4.3. Comparison Results and Discussion
In order to further verify the effectiveness of the proposed method, the proposed method is compared with other three representative small object detection algorithms, which are the method from [
40], the method from [
45], and Libra R-CNN [
46].
The method from [
40] first performs the super-resolution operation on the features of the input image, and adds the super-resolution features to original features to obtain the features with enhanced details. Then, the enhanced features are used for detection. Method [
45] first cuts out a suspected target region smaller than a certain size from the input image according to the detection results. Then, the captured image region is super-resolved to obtain the super-resolution image. Finally, the super-resolution images are classified as objects and non-objects to obtain the final result.

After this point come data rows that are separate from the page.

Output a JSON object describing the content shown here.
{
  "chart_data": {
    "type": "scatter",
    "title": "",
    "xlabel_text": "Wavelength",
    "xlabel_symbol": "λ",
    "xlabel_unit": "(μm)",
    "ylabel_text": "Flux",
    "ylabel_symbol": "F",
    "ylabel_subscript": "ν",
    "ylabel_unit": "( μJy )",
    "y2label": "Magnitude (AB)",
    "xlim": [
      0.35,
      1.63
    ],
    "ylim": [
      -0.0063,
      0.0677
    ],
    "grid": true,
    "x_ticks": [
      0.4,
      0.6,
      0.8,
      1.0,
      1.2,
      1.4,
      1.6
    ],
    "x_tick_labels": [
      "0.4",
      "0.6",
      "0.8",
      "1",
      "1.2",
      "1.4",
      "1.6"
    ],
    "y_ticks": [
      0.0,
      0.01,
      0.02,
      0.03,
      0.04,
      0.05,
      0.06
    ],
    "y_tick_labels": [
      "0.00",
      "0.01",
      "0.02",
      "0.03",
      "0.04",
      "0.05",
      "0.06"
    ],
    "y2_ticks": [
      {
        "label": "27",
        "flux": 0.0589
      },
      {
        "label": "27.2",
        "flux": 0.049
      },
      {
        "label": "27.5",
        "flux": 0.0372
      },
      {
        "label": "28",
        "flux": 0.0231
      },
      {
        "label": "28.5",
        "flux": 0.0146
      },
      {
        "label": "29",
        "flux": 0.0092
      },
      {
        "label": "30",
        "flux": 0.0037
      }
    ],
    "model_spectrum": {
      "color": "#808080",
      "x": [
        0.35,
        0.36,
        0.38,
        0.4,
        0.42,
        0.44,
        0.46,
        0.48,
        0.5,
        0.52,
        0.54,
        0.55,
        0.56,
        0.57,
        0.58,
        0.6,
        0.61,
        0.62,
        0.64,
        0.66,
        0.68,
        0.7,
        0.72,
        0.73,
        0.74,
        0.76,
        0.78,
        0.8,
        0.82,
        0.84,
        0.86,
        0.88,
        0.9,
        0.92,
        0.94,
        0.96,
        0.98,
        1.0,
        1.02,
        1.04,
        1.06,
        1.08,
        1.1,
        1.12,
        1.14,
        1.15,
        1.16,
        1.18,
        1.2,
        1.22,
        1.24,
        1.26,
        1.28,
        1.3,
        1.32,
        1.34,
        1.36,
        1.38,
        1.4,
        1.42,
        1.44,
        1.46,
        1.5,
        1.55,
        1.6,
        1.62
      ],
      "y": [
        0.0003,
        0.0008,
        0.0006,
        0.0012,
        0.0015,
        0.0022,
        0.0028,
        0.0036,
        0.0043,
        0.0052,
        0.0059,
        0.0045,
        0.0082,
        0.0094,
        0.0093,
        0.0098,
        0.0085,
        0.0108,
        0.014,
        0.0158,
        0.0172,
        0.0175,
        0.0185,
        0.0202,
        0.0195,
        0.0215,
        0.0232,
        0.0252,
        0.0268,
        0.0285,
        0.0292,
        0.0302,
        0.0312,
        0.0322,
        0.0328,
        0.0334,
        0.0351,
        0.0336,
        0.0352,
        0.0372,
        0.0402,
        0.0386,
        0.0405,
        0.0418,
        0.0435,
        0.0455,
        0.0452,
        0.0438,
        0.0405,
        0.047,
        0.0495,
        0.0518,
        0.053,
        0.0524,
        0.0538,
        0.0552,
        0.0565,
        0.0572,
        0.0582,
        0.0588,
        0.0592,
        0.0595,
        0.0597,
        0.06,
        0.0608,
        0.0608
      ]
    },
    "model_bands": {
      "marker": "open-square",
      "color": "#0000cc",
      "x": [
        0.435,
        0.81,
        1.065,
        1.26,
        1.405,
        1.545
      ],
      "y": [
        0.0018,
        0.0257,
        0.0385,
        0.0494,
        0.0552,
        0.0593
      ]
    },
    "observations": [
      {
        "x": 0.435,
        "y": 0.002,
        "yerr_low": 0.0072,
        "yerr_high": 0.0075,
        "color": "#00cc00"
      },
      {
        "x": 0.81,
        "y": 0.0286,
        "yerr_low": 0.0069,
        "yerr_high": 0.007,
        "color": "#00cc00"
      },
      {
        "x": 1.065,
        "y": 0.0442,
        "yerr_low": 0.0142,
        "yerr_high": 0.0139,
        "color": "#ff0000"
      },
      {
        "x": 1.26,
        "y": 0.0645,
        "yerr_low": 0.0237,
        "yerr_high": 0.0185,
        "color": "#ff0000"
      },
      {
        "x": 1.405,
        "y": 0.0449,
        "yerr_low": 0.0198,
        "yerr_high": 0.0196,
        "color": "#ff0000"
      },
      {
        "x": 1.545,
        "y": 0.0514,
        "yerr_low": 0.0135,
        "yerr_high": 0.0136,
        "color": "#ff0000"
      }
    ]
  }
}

Libra R-CNN improves the small object detection performance based on two aspects of the training strategy and network structure. In the training strategy, the negative samples are uniformly extracted according to different IoU intervals to balance the number of positive and negative samples. For the network structure, the multi-scale features are first unified at intermediate size by interpolation and pooling for fusion, and then the original features are enhanced with the fused features.
The detection results of the different methods for small ships are shown in
Figure 9. It can be seen that all three of the other methods have misdetections to some extent. For blurry pictures and unclear ships, the situation is even worse. In contrast, the proposed method combines a number of improved technologies, which effectively avoids misdetection and achieves the best detection performance for small ships.
Besides small ships,
Figure 10 shows multi-scale ship detection results. Under the interference of complex port background, both the method from [
40] and the method from [
45] lost many warships and small ships. Libra R-CNN achieves better detection results than the above two methods by means of the improvements to the training strategy and network structure. However, some heavily disturbed ships failed to be accurately detected. In contrast, the proposed method can not only accurately locate small ships, but also has high detection accuracy for multi-scale ships.
Table 4 provides the quantitative evaluation results of different methods. It can be seen from the evaluation results that the proposed method has better detection performance than other methods on ships of various sizes, especially small-sized ships.